Over 150 species of birds live and breed in Marin County’s coastal bay lands. Many of them are rare and threatened species.

These birds rely on three main watershed features:

  • Mature riparian trees and snags for roosting and nesting
  • Fish, amphibians and other small animals for food
  • Natural tidal flows to maintain rich coastal marsh habitat

Pacific Flyway

The Pacific Flyway is one of four major North American migration routes for birds, especially waterfowl. It extends from Alaska and Canada, through California, to Mexico and South America.

Hundreds of thousands of shorebirds and waterfowl migrating the Pacific Flyway stop for the winter in the Richardson and Tomales Bays. Richardson and Tomales bays have eelgrass beds that provide rich feeding grounds.

Rare and threatened species

California Ridgway's  rail (formerly called California clapper rail)

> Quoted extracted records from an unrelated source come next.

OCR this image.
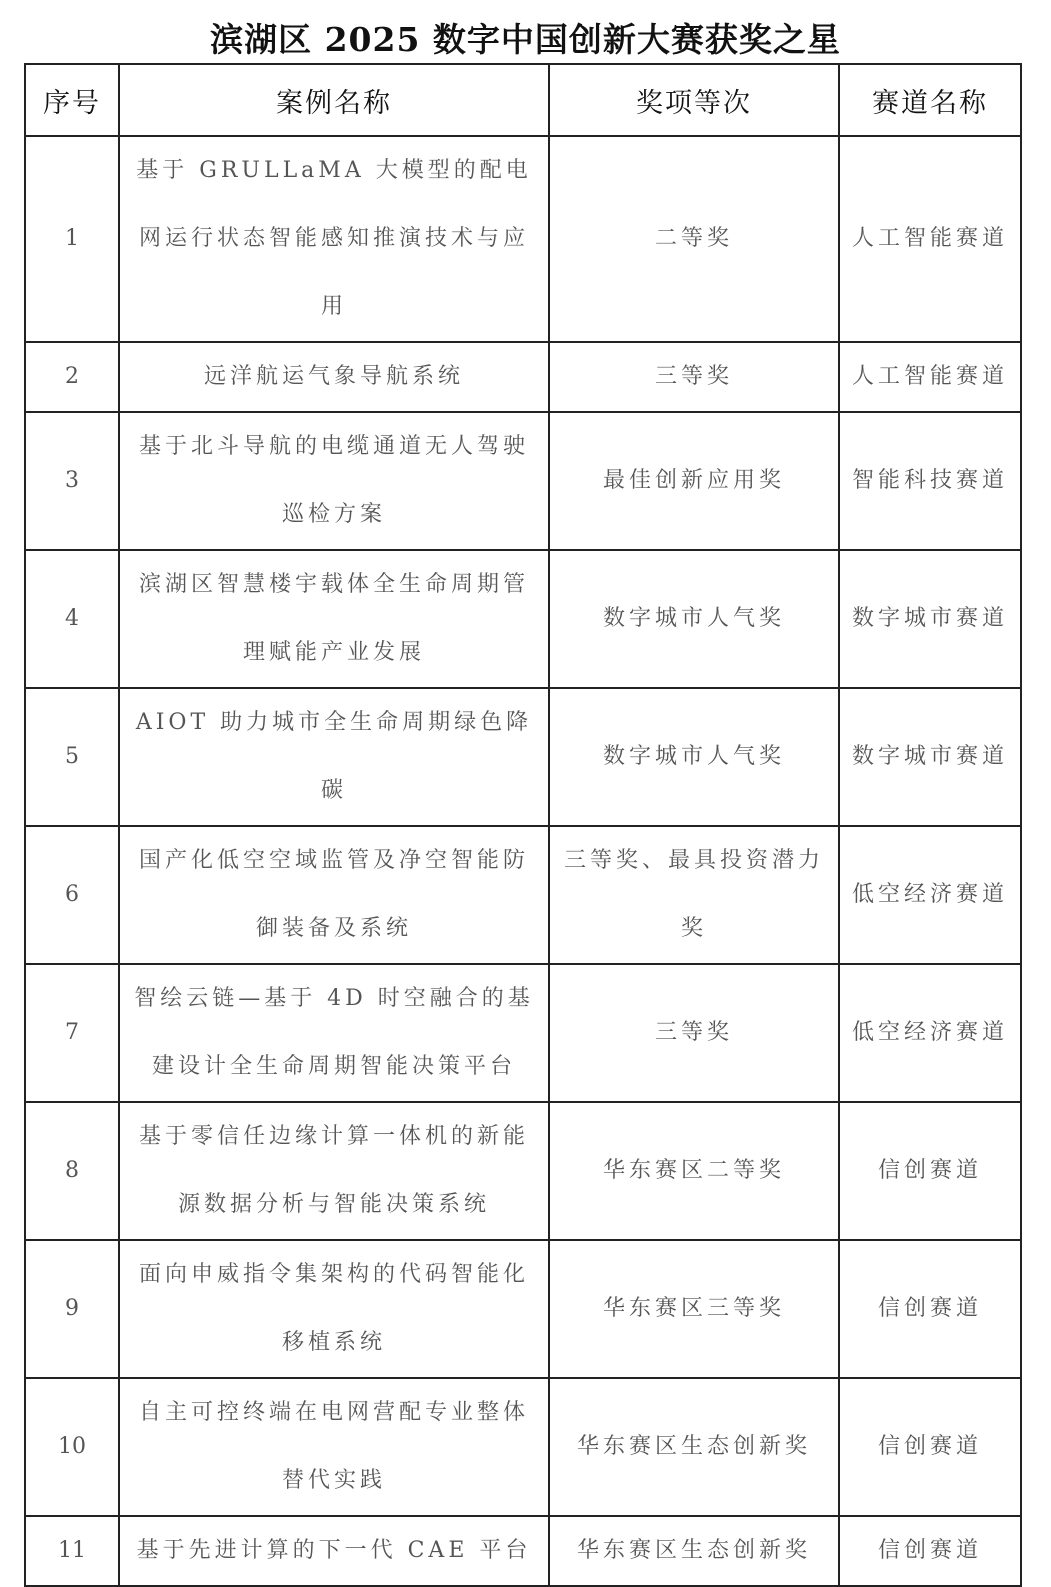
滨湖区 2025 数字中国创新大赛获奖之星
序号	案例名称	奖项等次	赛道名称
1	基于 GRULLaMA 大模型的配电网运行状态智能感知推演技术与应用	二等奖	人工智能赛道
2	远洋航运气象导航系统	三等奖	人工智能赛道
3	基于北斗导航的电缆通道无人驾驶巡检方案	最佳创新应用奖	智能科技赛道
4	滨湖区智慧楼宇载体全生命周期管理赋能产业发展	数字城市人气奖	数字城市赛道
5	AIOT 助力城市全生命周期绿色降碳	数字城市人气奖	数字城市赛道
6	国产化低空空域监管及净空智能防御装备及系统	三等奖、最具投资潜力奖	低空经济赛道
7	智绘云链—基于 4D 时空融合的基建设计全生命周期智能决策平台	三等奖	低空经济赛道
8	基于零信任边缘计算一体机的新能源数据分析与智能决策系统	华东赛区二等奖	信创赛道
9	面向申威指令集架构的代码智能化移植系统	华东赛区三等奖	信创赛道
10	自主可控终端在电网营配专业整体替代实践	华东赛区生态创新奖	信创赛道
11	基于先进计算的下一代 CAE 平台	华东赛区生态创新奖	信创赛道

The endangered California Ridgway's rail inhabits coastal salt marshes, feeding on invertebrates. The California Ridgway's rail builds its nests on or near the ground in dense marsh vegetation such as pickleweed, cord grass, and gumplant.

California black rail

The threatened California black rail is usually found in brackish marshes. Brackish marshes have unrestricted tidal flow where dense cover is available to protect them from predation by enemies. The black rail weaves its cup-shaped nest in tall grasses or marsh vegetation.

Northern spotted owl

The upland dense redwood-fir forests support the threatened northern spotted owl, at the southern limit of its range. Spotted owls inhabit forests with multi-layered canopy cover. They use natural cavities or platforms of branches in mature or standing dead trees as nests. Woody debris on the forest floor provides habitat for the mice, voles, and other small mammals that the owls hunt.

Familiar bird species

The riparian corridors of Marin’s lower hills and valleys support some of our more familiar bird species.

California quail

California quail are plump, short-necked game birds with a small head and bill. They have short, very broad wings. California quail nest on the ground in dense vegetation near streams or other water sources. You’ll find California quail in:

  • Chaparral
  • Sagebrush
  • Oak woodlands
  • Foothill forests

Red-tailed hawks

Red-tailed hawks build nests from materials in mature trees along forested streams and drainages. They construct nests from:

  • Sticks and twigs
  • Bark
  • Mosses

Red-tailed hawks are carnivores, their diet varying with the location and the season. They hunt a variety of small animals, such as:

  • Snakes
  • Frogs
  • Rodents

Swainson’s thrush

Although shy, the Swainson’s thrush is vocal, with a unique upward-spiraling song. You'll hear them in well-vegetated riparian habitats. These birds build their nests in low branches or crotches of willows. Swainson's thrush line their nests with grasses and other fine planter. They fashion their nests with a mix of:

  • Leaves
  • Twigs
  • Mosses with mud

Heron and egrets

Great blue herons, great egrets, and snowy egrets nest in colonies high in:

  • Large fir tress
  • Bay tress
  • Oak trees
  • Eucalyptus trees

These birds often nest near shallow water, foraging grounds where they stalk fish, crustaceans, and other small animals.

Tree swallows

Tree swallows frequent riparian corridors and surrounding woodlands. They use old tree snags and excavated cavities for nesting, as do wood ducks.